O que é isso de ataque antiposicional? Enquanto as equipas de Guardiola e de todos os que se baseiam nas mesmas ideias ocupam o espaço, colocando-se os jogadores como pedras de xadrez, formando triângulos, até surgir o momento ideal para o passe decisivo, os de Diniz aproximam-se uns dos outros, tendo a bola como referência. Criam superioridades numéricas, fazem tabelas, driblam, relacionam-se de forma a criar o desequilíbrio. Os movimentos são constantes, parecem erráticos, é uma desordem organizada

Que fique claro que o ataque posicional tem movimentações e intercâmbios posicionais, e que o antiposicional também parte de posições pré-definidas. Daí que muitos analistas escolham a palavra funcional. Ou relacionismo.

Não havendo provas científicas, até pela curta amostra, haverá tendência para que o funcional seja mais produtivo em clubes – a química entre jogadores é mais natural com o trabalho diário e, como tal, menos apropriado a seleções – e em competições a eliminar (embora o Malmo o contradiga) e o posicional mais dado a campeonatos, dada a natureza da repetição. Quando mais vezes se treinar mais intuído o modelo é, logo evoluirá com o tempo, aprimorando-se e reduzindo as suas falhas.

Rydström, por sua vez, não é um treinador vulgar. Antigo médio de combate, é leitor de Dostoevsky e ex-crítico musical. Foi capitão do Kalmar e, quando a carreira chegou ao fim, tornou-se treinador da equipa de sempre, inspirando-se nas ideias de Marcelo Bielsa. Um dia, encontrou artigos do treinador e analista escocês Jamie Hamilton sobre uma nova ideia de jogo, o relacionismo, e não olhou para trás. «Vi o Fluminense e inspirei-me. Tirei os jogadores da sua prisão.
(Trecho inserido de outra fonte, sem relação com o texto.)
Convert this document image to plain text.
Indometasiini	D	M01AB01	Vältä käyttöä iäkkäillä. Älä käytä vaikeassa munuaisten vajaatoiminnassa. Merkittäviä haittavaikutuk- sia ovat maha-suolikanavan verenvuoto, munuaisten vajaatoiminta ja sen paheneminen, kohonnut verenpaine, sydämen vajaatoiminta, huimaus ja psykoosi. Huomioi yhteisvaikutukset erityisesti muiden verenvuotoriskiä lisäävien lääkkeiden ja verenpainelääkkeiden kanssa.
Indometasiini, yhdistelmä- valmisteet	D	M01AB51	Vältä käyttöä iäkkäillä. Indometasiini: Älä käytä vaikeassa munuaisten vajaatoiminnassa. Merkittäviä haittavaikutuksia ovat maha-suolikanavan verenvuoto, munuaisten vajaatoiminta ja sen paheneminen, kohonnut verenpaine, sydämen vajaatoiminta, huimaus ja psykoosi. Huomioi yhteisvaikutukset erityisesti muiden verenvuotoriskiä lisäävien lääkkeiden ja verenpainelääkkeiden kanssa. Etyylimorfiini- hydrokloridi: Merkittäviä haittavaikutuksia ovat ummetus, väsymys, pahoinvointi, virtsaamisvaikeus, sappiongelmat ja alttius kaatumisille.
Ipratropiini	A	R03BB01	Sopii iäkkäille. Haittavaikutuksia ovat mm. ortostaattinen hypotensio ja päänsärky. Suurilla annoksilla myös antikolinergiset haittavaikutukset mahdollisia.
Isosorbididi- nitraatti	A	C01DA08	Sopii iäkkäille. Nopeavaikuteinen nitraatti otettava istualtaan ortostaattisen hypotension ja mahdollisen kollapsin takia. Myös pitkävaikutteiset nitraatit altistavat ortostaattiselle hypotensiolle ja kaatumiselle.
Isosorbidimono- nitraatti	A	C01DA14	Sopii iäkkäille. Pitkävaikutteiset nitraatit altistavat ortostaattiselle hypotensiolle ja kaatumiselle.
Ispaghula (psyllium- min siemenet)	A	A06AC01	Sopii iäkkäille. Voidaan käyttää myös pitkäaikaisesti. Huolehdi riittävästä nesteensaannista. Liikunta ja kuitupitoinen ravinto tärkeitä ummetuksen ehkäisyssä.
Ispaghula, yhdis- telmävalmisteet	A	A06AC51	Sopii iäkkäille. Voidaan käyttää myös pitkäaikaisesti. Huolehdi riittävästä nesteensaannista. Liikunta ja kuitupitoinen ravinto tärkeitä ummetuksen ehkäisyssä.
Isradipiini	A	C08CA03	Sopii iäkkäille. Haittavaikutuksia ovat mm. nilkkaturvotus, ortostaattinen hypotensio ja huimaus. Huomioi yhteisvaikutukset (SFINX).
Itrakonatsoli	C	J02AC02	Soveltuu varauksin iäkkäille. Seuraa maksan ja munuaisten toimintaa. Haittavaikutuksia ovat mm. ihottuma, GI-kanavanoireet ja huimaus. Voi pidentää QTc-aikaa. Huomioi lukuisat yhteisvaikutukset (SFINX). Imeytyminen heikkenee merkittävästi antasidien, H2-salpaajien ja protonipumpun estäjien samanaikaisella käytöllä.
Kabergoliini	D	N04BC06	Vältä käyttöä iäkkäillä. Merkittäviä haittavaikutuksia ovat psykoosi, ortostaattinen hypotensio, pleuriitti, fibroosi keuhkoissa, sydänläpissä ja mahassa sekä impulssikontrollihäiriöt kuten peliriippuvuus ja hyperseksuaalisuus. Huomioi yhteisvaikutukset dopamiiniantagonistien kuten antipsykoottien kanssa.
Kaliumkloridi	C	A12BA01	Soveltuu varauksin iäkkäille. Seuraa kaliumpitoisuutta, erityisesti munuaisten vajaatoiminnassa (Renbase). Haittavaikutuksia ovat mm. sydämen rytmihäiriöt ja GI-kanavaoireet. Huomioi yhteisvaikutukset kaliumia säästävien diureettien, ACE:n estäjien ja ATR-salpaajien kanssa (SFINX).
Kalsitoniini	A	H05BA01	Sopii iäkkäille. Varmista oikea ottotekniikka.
Tentamos criar o caos, mas há uma estrutura, é importante que os jogadores saibam isso», disse ao The Independent em dezembro. 

Enquanto qualquer um pode tentar ser um Guardiola pela forma como a sua filosofia se expandiu pelo planeta, não há muitos documentos que expliquem, mesmo nos dias de hoje, como provocar o caos através do relacionismo. Os resultados é que ditarão se se tornará ou não tendência, mas há já uma certeza: o jogo continuará a evoluir. Sempre.